1222. Design to Cost – The Interface Between Cost Saving and Weight Efficiency

Paper

Abstract

On civil transport aircraft, cost standards must be improved. To be fully effective, action must be taken from the early project phases. A disciplined procedure is necessary, as these cost activities must be kept in step with performance and timescale aims.
By considering the airline operators priorities it is shown that all contributions to ‘Life Cycle Costs’, (first cost and operating costs), must be covered, and the revenue earning potential of the aircraft enhanced where possible.
The build-up of Direct Operating Cost (D.O.C.) is studied, to determine how far we can go in the search for the ‘lowest’ cost. Cost/weight exchange rates for D.O.C. optimization are generated, their magnitude being dependent on how efficiently savings can be converted into D.O.C. improvement and/or revenue earning capability. Different combinations occur, depending on the project’s stage of development. In the earliest stages, the size of the aircraft can be reduced as a result of a weight saving and all the advantage can be taken as an operating cost improvement.

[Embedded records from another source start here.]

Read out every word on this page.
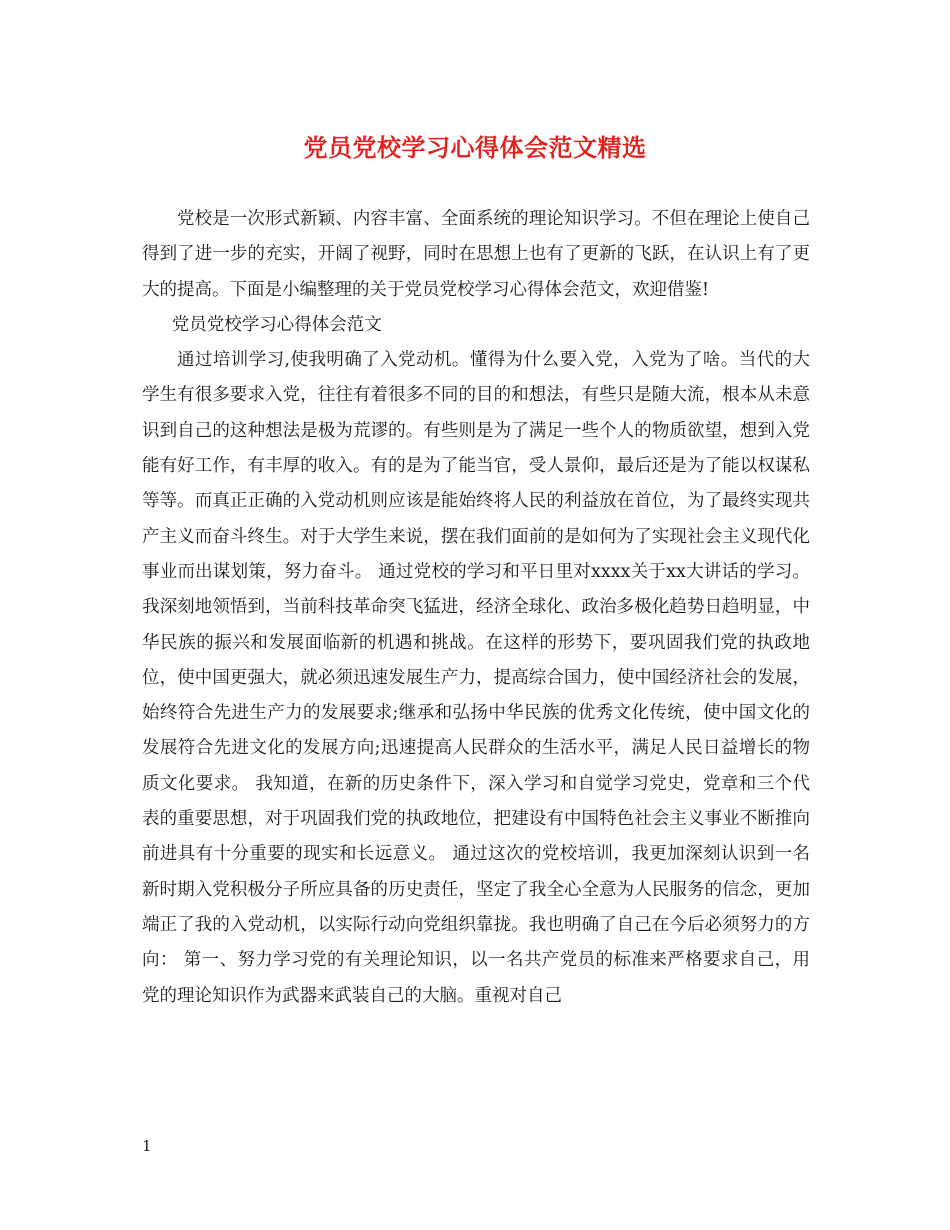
党员党校学习心得体会范文精选

党校是一次形式新颖、内容丰富、全面系统的理论知识学习。不但在理论上使自己得到了进一步的充实，开阔了视野，同时在思想上也有了更新的飞跃，在认识上有了更大的提高。下面是小编整理的关于党员党校学习心得体会范文，欢迎借鉴!

党员党校学习心得体会范文

通过培训学习,使我明确了入党动机。懂得为什么要入党，入党为了啥。当代的大学生有很多要求入党，往往有着很多不同的目的和想法，有些只是随大流，根本从未意识到自己的这种想法是极为荒谬的。有些则是为了满足一些个人的物质欲望，想到入党能有好工作，有丰厚的收入。有的是为了能当官，受人景仰，最后还是为了能以权谋私等等。而真正正确的入党动机则应该是能始终将人民的利益放在首位，为了最终实现共产主义而奋斗终生。对于大学生来说，摆在我们面前的是如何为了实现社会主义现代化事业而出谋划策，努力奋斗。 通过党校的学习和平日里对xxxx关于xx大讲话的学习。我深刻地领悟到，当前科技革命突飞猛进，经济全球化、政治多极化趋势日趋明显，中华民族的振兴和发展面临新的机遇和挑战。在这样的形势下，要巩固我们党的执政地位，使中国更强大，就必须迅速发展生产力，提高综合国力，使中国经济社会的发展，始终符合先进生产力的发展要求;继承和弘扬中华民族的优秀文化传统，使中国文化的发展符合先进文化的发展方向;迅速提高人民群众的生活水平，满足人民日益增长的物质文化要求。 我知道，在新的历史条件下，深入学习和自觉学习党史，党章和三个代表的重要思想，对于巩固我们党的执政地位，把建设有中国特色社会主义事业不断推向前进具有十分重要的现实和长远意义。 通过这次的党校培训，我更加深刻认识到一名新时期入党积极分子所应具备的历史责任，坚定了我全心全意为人民服务的信念，更加端正了我的入党动机，以实际行动向党组织靠拢。我也明确了自己在今后必须努力的方向： 第一、努力学习党的有关理论知识，以一名共产党员的标准来严格要求自己，用党的理论知识作为武器来武装自己的大脑。重视对自己

1
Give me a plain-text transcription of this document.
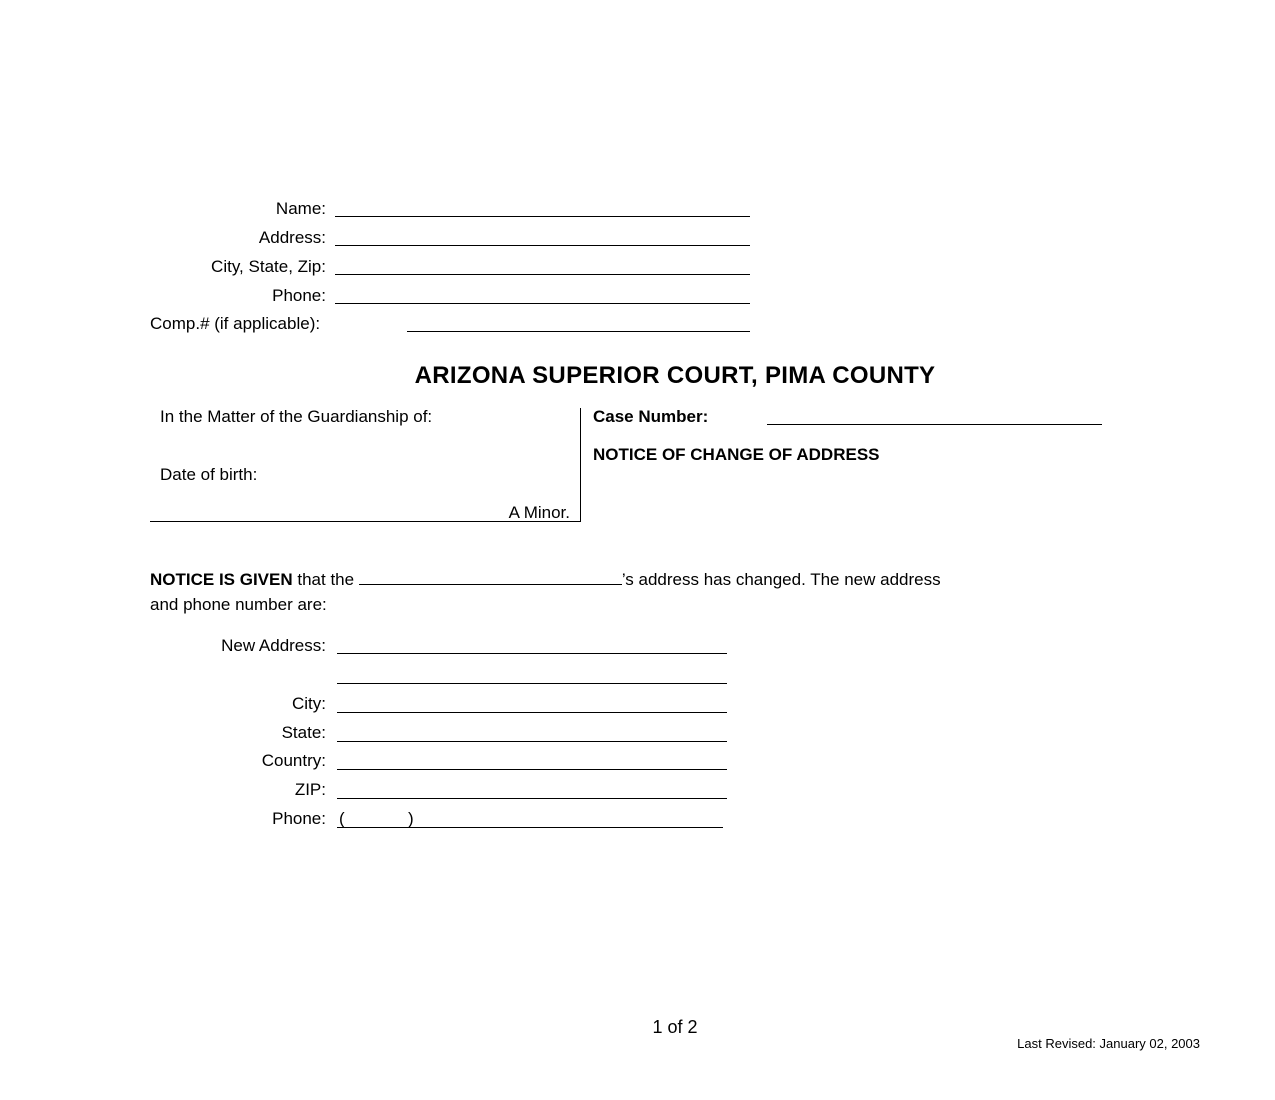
Name:
Address:
City, State, Zip:
Phone:
Comp.# (if applicable):
ARIZONA SUPERIOR COURT, PIMA COUNTY
In the Matter of the Guardianship of:
Date of birth:
A Minor.
Case Number:
NOTICE OF CHANGE OF ADDRESS
NOTICE IS GIVEN that the	’s address has changed. The new address
and phone number are:
New Address:
City:
State:
Country:
ZIP:
Phone: (	)
1 of 2
Last Revised: January 02, 2003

The exchange rate is then about three times as great as that which subsequently applies when the geometry of the aircraft is ‘fixed’. Here the weight saving gives a smaller D.O.C. improvement but, at the same time, an increase in revenue earning potential: possible revenue improvements are quantified. If weight saving can be converted into additional passenger accommodation, aircraft D.O.C. will not reduce, but D.O.C./passenger mile will fall rapidly, and much higher exchange rates can be justified .
The increased importance of weight economy, (and the decreasing benefits of cost saving), should aviation fuel costs rise, are demonstrated. This would lead to higher exchange rates. Other factors affecting these rates are discussed.
Using typical examples, ways of effecting cost and weight improvements are considered, from changes that improve weight at the expense of cost, to those where cost savings are obtained by relaxing weight standards. The ‘best’ example saves both cost and weight, and results from design simplification, obtained through the type of function-oriented study used in Design-to-Cost activities.
Finally, a proposed ‘Project Cost Effectiveness’ rationale, incorporating D.O.C., is presented. A procedure for total cost optimization of alternatives where maintenance costs represent a significant input is outlined. It is concluded that Design-to-Cost must play a key role in raising the efficiency of the design/production/procurement matrix on future projects.